Back in May I watched a webinar on Season Extension Techniques for Growing Food by Dr. John. In his discussion he mentioned that rotating crops is different for a home owner than a farmer. A farmer can move that crop to the other side of his field which is far away from where the plant was previously grown. For a homeowner that can be difficult being the available growing garden area in the yard is either limited or the yard is small. Another method that was recommended was making a raised bed with straw or hay. Hay will put nutrients back into the soil which straw doesn’t. Yes there is the issue of seeds in the bales of both.

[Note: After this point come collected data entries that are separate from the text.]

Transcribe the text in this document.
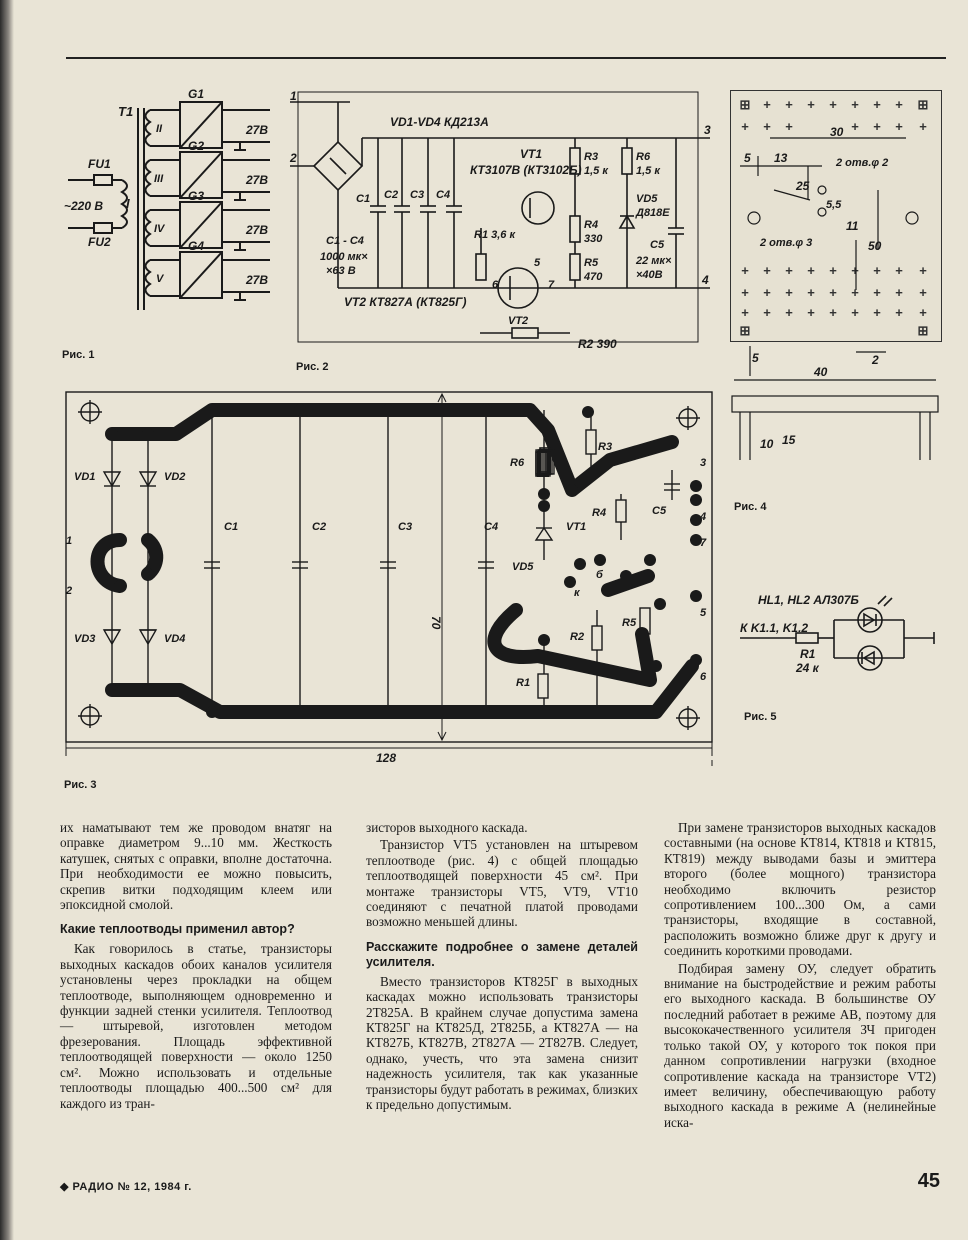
T1
FU1
FU2
~220 В I
G1
G2
G3
G4
II
III
IV
V
27В
27В
27В
27В
Рис. 1
1
2
3
4
VD1-VD4 КД213А
VT1
КТ3107В (КТ3102Б)
R3
1,5 к
R6
1,5 к
VD5
Д818Е
R1 3,6 к
R4
330
R5
470
C5
22 мк×
×40В
C1 C2 C3 C4
C1 - C4
1000 мк×
×63 В
VT2 КТ827А (КТ825Г)
VT2
R2 390
5
6	7
Рис. 2
⊞	⊞
⊞	⊞
+ + + + + + +
+ + +	+ + + +
+ + + + + + + + +
+ + + + + + + + +
+ + + + + + + + +
30
13
5
25
5,5
11
50
2 отв.φ 2
2 отв.φ 3
5	2
40
10 15
Рис. 4
70
128
VD1	VD2
VD3	VD4
C1	C2	C3	C4
R6
R3
R4	C5
VT1
VD5
R2
R5
R1
к
б
1
2
3
4
5
6
7
Рис. 3
HL1, HL2 АЛ307Б
К K1.1, K1.2
R1
24 к
Рис. 5

их наматывают тем же проводом внатяг на оправке диаметром 9...10 мм. Жесткость катушек, снятых с оправки, вполне достаточна. При необходимости ее можно повысить, скрепив витки подходящим клеем или эпоксидной смолой.

Какие теплоотводы применил автор?

Как говорилось в статье, транзисторы выходных каскадов обоих каналов усилителя установлены через прокладки на общем теплоотводе, выполняющем одновременно и функции задней стенки усилителя. Теплоотвод — штыревой, изготовлен методом фрезерования. Площадь эффективной теплоотводящей поверхности — около 1250 см². Можно использовать и отдельные теплоотводы площадью 400...500 см² для каждого из тран-

зисторов выходного каскада.

Транзистор VT5 установлен на штыревом теплоотводе (рис. 4) с общей площадью теплоотводящей поверхности 45 см². При монтаже транзисторы VT5, VT9, VT10 соединяют с печатной платой проводами возможно меньшей длины.

Расскажите подробнее о замене деталей усилителя.

Вместо транзисторов КТ825Г в выходных каскадах можно использовать транзисторы 2Т825А. В крайнем случае допустима замена КТ825Г на КТ825Д, 2Т825Б, а КТ827А — на КТ827Б, КТ827В, 2Т827А — 2Т827В. Следует, однако, учесть, что эта замена снизит надежность усилителя, так как указанные транзисторы будут работать в режимах, близких к предельно допустимым.

При замене транзисторов выходных каскадов составными (на основе КТ814, КТ818 и КТ815, КТ819) между выводами базы и эмиттера второго (более мощного) транзистора необходимо включить резистор сопротивлением 100...300 Ом, а сами транзисторы, входящие в составной, расположить возможно ближе друг к другу и соединить короткими проводами.

Подбирая замену ОУ, следует обратить внимание на быстродействие и режим работы его выходного каскада. В большинстве ОУ последний работает в режиме АВ, поэтому для высококачественного усилителя ЗЧ пригоден только такой ОУ, у которого ток покоя при данном сопротивлении нагрузки (входное сопротивление каскада на транзисторе VT2) имеет величину, обеспечивающую работу выходного каскада в режиме А (нелинейные иска-

◆ РАДИО № 12, 1984 г.	45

My experiment and project for this year is a raised bed created with hay bales. It would be quicker for me than preparing the soil for my veggie plants. My raised bed is about fifty feet long by three feet wide. First, I lined the bottom of the raised bed with cardboard. By doing that all of the weeds will suffocate and become compost. Next, the raised bed was filled with roughly six tons of top soil and one ton of mulch. I also had a few bales left over so I created a cold frame bed. Thanks to my neighbor’s remodeling project, I will be using a shower door for the cover.
I started my plants indoors back in March so I was running a bit behind schedule and my plants were starting to show signs of stress before transplanting. Currently I have planted tomatoes, squash, leeks, sweet potatoes and few more vegetables will be added as time permits.
As for my cold frame I will be planting seeds or plants around the end of July. Those plants should be ready around October.
I will continue with this article through the growing season for you to see what worked for me and what may be a mistake too.